Three hundred tenured professors at Florida Universities are randomly sampled and are asked: “On what day of the week were you born?” The results are in the table below. Assuming that each weekday has an equal theoretical probability, which day of the week has the most unusual observed frequency in this sample?

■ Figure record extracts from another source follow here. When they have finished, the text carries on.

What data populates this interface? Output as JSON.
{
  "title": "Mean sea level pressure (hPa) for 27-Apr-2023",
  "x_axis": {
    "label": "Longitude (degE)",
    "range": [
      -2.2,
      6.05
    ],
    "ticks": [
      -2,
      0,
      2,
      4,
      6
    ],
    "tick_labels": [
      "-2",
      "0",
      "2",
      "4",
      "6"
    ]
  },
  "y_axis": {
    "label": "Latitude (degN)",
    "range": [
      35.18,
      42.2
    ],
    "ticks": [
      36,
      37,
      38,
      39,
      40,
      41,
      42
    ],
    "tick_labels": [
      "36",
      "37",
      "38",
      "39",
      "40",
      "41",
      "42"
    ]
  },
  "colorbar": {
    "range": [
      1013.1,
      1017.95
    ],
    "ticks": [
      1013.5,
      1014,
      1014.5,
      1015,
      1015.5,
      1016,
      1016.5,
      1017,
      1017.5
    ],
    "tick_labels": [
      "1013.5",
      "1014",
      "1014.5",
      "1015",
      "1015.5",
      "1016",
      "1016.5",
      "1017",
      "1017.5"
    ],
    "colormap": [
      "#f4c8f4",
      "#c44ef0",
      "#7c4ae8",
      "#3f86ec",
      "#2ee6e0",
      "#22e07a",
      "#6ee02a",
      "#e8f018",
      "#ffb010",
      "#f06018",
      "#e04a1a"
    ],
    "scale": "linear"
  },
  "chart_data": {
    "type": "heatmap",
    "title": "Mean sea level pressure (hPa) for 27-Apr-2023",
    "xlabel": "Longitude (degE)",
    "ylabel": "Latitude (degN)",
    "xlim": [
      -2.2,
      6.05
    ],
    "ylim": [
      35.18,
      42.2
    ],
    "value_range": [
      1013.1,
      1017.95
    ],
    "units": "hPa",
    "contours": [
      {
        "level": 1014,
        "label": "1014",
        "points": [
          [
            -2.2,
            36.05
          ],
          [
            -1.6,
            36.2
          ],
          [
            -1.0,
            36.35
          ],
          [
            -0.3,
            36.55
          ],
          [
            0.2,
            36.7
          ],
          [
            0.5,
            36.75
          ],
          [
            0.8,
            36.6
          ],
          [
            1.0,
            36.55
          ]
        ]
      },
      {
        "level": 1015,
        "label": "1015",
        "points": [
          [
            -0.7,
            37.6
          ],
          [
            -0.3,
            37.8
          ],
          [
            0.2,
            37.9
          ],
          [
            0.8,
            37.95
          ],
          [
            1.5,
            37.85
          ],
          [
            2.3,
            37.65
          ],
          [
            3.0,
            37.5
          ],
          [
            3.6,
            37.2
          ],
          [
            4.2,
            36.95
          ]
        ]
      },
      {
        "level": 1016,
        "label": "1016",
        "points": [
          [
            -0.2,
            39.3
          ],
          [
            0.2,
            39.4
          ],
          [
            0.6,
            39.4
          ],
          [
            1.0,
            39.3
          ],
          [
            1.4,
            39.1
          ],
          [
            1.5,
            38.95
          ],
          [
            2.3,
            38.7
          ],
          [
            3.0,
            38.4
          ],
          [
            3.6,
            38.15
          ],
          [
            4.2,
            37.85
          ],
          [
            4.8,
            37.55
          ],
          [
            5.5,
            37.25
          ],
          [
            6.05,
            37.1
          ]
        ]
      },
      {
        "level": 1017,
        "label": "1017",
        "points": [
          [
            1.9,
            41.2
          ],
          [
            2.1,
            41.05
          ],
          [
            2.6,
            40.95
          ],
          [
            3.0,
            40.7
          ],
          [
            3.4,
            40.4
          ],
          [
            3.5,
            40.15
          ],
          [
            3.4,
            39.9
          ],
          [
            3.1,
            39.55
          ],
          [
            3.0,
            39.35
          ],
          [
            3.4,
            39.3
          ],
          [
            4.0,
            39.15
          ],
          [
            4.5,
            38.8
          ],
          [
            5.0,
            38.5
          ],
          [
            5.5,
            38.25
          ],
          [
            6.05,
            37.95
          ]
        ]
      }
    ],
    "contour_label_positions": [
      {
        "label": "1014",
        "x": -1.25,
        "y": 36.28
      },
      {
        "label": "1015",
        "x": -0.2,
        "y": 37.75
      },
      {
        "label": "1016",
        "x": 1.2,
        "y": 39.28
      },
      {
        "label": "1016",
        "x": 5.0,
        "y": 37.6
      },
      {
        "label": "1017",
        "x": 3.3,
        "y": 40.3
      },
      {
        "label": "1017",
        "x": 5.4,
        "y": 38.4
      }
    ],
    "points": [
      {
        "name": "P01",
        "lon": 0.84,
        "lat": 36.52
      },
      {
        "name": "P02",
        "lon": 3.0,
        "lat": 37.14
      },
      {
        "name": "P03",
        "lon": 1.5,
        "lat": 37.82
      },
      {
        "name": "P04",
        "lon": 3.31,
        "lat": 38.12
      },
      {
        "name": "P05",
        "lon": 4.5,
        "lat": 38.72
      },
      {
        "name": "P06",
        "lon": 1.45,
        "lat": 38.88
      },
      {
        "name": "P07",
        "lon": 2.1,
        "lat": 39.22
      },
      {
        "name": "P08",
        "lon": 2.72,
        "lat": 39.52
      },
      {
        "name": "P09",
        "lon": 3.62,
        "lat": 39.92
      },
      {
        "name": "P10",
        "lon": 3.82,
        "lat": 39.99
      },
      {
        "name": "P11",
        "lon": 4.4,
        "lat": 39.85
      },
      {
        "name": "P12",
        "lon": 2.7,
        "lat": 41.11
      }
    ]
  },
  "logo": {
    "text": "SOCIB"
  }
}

Day Sun Mon Tue Wed Thu Fri Sat
Count 36 42 60 42 57 30 33
To determine which day of the week has the most unusual observed frequency in this sample, we first need to calculate the expected frequency for each day of the week if the distribution was uniform (equal theoretical probability).
There are 7 days in a week, so the expected frequency for each day of the week would be:
Expected Frequency = Total count / Number of days = 310 / 7 = 44.29
Now, we can compare the observed frequency with the expected frequency to see which day has the most unusual observed frequency.
For each day of the week:
- Sun: |36 - 44.29| = 8.29
- Mon: |42 - 44.29| = 2.29
- Tue: |60 - 44.29| = 15.71
- Wed: |42 - 44.29| = 2.29
- Thu: |57 - 44.29| = 12.71
- Fri: |30 - 44.29| = 14.29
- Sat: |33 - 44.29| = 11.29
The largest difference between observed and expected frequency is for Tuesday (15.71), making Tuesday the day of the week with the most unusual observed frequency in this sample.